İçimdeki her şeyi çıkarıp rahatlamaya çalışırken arkama biri çöküp bir de elini alnıma koyunca kokusundan onun Berk olduğunu anlamıştım. Kusmamın durduğu kısa sürede onu itmeye alışıp "Senin de miden bulanacak." dediğim sırada tekrar gelen öğürmeyle cümleme devam edemedim. Berk beni hiç umursamayıp güç almam için sırtımı göğsüne yaslayarak bir elini de midemin üstüne koyduktan sonra "İyiyim ben, sen çıkar da rahatla." deyince daha fazla umursamadan içimdeki her şeyi çıkardım. En sonunda midemin boşaldığından emin olduğumda geri çekilip halsizlikle Berk'e yaslandım. O da elini alnımdan çekip kusarken akmış göz yaşlarımı silerken "İyi misin biraz daha?" diye sorunca hafifçe başımı salladım. Halâ mide bulantım vardı ama bunu ona söylemesem daha iyi olurdu.

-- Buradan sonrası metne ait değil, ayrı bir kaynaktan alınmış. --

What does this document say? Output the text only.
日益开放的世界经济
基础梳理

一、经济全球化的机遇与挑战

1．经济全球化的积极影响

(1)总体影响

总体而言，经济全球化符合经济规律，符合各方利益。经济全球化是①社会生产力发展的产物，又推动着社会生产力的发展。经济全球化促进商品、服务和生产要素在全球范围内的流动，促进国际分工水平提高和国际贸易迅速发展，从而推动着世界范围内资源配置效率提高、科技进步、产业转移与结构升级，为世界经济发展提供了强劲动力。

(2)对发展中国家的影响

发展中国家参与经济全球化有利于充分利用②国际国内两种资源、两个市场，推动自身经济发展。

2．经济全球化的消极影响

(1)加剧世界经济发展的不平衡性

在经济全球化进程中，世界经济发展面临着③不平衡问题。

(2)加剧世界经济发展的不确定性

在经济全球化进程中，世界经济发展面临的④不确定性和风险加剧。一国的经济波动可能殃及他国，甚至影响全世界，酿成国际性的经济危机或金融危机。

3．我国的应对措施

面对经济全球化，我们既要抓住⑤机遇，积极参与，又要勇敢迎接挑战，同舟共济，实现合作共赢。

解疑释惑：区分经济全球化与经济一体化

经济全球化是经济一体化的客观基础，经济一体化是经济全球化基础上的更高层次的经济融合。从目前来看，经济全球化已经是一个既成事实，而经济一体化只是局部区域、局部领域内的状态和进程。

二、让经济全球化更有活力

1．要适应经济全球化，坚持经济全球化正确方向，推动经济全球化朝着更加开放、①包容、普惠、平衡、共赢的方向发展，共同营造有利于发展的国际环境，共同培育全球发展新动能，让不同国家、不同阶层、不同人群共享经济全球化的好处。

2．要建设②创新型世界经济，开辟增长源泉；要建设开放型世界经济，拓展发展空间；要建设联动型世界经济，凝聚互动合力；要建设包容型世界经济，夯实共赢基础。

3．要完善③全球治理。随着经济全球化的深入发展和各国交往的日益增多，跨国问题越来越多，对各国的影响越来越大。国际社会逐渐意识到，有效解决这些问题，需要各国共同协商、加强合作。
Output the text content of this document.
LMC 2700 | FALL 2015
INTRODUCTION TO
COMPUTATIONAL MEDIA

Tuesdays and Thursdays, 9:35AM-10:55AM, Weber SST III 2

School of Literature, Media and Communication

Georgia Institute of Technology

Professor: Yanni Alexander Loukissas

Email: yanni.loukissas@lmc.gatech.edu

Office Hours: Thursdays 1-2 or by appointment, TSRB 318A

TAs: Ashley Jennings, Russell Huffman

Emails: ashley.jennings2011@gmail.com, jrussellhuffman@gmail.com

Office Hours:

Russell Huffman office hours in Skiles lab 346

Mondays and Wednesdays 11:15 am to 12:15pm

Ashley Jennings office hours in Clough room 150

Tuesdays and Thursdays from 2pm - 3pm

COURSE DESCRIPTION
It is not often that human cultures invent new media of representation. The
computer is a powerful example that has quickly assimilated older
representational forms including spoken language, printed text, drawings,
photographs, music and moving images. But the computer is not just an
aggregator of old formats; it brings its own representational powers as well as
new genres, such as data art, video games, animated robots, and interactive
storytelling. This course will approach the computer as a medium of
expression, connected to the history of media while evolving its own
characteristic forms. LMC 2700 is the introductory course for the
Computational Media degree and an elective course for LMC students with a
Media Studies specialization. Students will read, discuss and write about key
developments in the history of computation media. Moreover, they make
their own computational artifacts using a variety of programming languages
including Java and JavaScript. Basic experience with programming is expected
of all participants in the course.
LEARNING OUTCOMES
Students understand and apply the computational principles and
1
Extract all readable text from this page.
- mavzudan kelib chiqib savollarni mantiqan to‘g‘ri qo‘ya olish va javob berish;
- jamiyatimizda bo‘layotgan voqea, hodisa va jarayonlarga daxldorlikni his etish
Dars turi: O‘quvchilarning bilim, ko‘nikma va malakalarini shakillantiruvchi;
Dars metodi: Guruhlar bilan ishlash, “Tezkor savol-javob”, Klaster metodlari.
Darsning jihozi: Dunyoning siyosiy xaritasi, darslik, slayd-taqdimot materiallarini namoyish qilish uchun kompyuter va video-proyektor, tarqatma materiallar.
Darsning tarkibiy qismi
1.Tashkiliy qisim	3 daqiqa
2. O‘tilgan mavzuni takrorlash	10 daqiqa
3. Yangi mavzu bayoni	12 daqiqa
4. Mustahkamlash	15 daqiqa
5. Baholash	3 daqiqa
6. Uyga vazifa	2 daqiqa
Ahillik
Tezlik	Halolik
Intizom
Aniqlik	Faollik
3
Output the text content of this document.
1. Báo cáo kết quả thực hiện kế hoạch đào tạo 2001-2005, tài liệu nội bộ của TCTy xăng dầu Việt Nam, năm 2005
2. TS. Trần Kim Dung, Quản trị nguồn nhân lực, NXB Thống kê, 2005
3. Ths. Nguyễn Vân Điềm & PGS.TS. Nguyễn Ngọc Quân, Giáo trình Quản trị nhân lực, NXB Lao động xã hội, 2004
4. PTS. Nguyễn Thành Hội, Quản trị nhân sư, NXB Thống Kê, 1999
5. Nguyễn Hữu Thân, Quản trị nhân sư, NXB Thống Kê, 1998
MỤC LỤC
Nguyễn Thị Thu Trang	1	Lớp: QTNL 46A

Berk oturduğu yerden kalkıp benim de kalkmama yardım ederken "Yüzünü yıka da kendine gel biraz." deyince ellerinden destek alarak ayaklandım ve o sifona basarken ben de elimi yüzümü yıkayıp ağzımı çalkaladım. Suyu kapatıp doğrularak aynada halsiz yüzüme baktığım sırada hemen arkamda gözleri yüzüme sabitli olan Berk "Hiç iyi görünmüyorsun." deyince zoraki bir şekilde hafifçe gülerek "Az önce arkadaşının önünde kusan bir kıza söylenecek en güzel cümle, teşekkür ederim." dedim. Berk benim bu iğneleme gülerek "Rica ederim." deyip saçlarıma uzanınca kaşlarımı çatarak "Ne yapıyorsun?" diye sordum. Okuldan geldiğimden beri fazlasıyla dağılmış topuzumu çözerek "Bu saçla nasıl rahat edebiliyorsun?" diye sorduğunda kısa bir an yorgunlukla gözlerimi kapatıp "Sadece yeniden yapmaya üşendim." diye onu yanıtladım.